Investors piled into a leveraged exchange traded fund that bet on upside in Tesla’s (TSLA-Q) shares as the company’s stock price sank following a weaker-than-expected earnings report.
The Direxion Daily TSLA Bull 1.5X Shares ETF (TSLL-Q), the largest single-stock ETF for bullish bets on Tesla’s shares, saw net daily inflows of $24.9 million on Thursday, according to Lipper data.
The inflows came as the $833 million fund - which seeks to track 150% of Tesla’s daily stock price performance - fell 14% on Thursday, while Tesla’s shares fell 9.3% to a two-month low the day after CEO Elon Musk warned that high interest rates could sap demand for electric vehicles.
The fund’s shares were down 4% on Friday.
“Tesla has its fair share of bulls – and bears – so guessing the bulls are attempting to view this earnings release as a speed bump and using any weakness here to add exposure to positions,” said Todd Sohn, ETF and technical strategist at Strategas Securities.
The leveraged Direxion fund has seen net inflows of $501 million so far this year and has doubled in price year-to-date. Tesla’s shares are up 72.3% this year.

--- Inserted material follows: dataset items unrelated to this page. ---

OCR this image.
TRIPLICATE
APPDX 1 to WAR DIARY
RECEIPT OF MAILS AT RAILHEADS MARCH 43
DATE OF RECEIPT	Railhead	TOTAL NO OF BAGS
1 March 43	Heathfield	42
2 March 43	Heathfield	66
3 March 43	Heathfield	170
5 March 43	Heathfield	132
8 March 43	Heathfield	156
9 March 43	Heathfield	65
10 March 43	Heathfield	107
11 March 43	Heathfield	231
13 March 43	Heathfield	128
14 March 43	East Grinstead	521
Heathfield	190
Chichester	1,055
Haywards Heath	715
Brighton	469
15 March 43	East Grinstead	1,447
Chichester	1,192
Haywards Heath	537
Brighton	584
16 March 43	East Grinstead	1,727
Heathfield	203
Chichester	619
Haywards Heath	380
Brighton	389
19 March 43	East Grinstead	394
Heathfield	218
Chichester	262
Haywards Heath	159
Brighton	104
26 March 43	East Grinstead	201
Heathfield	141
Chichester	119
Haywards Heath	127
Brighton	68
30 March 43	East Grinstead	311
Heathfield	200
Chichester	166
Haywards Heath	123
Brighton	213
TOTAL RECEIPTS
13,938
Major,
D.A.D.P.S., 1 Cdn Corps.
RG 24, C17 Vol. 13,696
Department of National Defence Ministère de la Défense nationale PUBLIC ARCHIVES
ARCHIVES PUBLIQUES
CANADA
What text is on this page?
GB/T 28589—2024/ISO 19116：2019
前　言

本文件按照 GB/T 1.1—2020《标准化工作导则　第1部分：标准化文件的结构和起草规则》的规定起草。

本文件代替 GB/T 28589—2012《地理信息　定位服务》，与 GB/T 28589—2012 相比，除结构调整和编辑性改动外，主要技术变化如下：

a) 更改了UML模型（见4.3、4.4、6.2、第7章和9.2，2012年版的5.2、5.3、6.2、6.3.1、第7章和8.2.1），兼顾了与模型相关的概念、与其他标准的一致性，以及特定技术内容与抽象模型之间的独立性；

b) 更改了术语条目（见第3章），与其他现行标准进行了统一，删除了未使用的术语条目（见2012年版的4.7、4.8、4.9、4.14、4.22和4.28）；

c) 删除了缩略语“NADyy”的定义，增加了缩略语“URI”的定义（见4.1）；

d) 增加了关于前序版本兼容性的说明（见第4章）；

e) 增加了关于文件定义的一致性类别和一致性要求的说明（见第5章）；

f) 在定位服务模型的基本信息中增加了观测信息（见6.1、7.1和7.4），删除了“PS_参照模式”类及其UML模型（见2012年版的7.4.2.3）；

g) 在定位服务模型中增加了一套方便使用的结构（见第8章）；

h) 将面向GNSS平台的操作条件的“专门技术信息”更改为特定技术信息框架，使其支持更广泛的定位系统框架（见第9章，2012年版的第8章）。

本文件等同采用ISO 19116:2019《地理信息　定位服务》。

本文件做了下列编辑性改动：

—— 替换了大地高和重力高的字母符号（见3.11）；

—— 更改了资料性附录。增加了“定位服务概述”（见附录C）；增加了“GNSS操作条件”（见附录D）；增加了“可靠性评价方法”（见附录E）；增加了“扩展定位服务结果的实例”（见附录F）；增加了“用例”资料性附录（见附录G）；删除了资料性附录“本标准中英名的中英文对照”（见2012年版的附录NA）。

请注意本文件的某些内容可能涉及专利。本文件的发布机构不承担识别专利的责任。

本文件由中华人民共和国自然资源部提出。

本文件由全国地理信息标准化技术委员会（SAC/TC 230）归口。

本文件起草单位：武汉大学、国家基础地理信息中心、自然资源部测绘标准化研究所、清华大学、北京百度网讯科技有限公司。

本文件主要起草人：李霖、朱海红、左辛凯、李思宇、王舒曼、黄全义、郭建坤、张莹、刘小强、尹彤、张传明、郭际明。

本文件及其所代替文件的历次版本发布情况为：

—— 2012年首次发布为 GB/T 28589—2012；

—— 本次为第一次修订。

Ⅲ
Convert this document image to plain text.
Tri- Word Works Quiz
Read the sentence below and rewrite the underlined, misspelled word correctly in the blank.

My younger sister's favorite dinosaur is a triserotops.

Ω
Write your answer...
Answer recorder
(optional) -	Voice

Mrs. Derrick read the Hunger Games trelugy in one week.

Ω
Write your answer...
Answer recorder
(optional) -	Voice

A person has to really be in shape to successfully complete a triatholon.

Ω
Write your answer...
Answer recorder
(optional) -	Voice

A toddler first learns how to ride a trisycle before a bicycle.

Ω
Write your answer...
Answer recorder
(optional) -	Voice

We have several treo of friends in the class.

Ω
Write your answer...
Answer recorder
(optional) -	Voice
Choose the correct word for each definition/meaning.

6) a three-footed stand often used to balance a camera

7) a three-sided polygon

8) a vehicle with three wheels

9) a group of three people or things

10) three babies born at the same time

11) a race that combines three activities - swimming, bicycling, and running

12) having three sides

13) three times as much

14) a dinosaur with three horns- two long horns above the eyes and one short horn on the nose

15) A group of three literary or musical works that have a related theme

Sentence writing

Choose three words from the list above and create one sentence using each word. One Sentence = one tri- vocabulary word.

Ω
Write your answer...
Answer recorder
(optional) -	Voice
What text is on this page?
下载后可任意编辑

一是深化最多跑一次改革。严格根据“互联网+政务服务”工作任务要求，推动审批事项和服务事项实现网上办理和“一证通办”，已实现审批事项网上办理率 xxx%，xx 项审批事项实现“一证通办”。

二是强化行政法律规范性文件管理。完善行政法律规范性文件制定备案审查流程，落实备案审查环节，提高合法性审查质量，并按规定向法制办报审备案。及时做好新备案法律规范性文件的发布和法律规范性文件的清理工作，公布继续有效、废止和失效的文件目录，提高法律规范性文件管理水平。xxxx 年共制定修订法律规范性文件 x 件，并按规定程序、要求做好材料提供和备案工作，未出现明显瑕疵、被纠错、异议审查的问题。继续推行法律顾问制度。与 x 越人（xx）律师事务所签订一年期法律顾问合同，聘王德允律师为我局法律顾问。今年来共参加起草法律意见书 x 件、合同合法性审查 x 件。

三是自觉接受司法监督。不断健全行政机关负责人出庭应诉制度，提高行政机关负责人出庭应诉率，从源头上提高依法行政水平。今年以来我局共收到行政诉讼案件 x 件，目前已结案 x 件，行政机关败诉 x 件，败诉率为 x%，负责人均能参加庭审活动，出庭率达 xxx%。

Tesla was also the most-bought stock among retail traders on Thursday, with net buys of $159.5 million, according to data from Vanda Research.
On the other side, two ETFs bearish on Tesla, the $58 million Direxion Daily TSLA Bear 1X Shares ETF (TSLS-Q) and the $109.6 million AXS TSLA Bear Daily ETF (TSLQ-Q), saw net outflows of over $1 million each.
Both funds climbed more than 9% on Thursday and were up 2.4% each on Friday.
Rex Shares and Tuttle Capital Management launched a suite of hyper-levered single-stock exposure funds on Thursday, including the T-REX 2X Long Tesla Daily Target ETF, the T-REX 2X Inverse Tesla Daily Target ETF.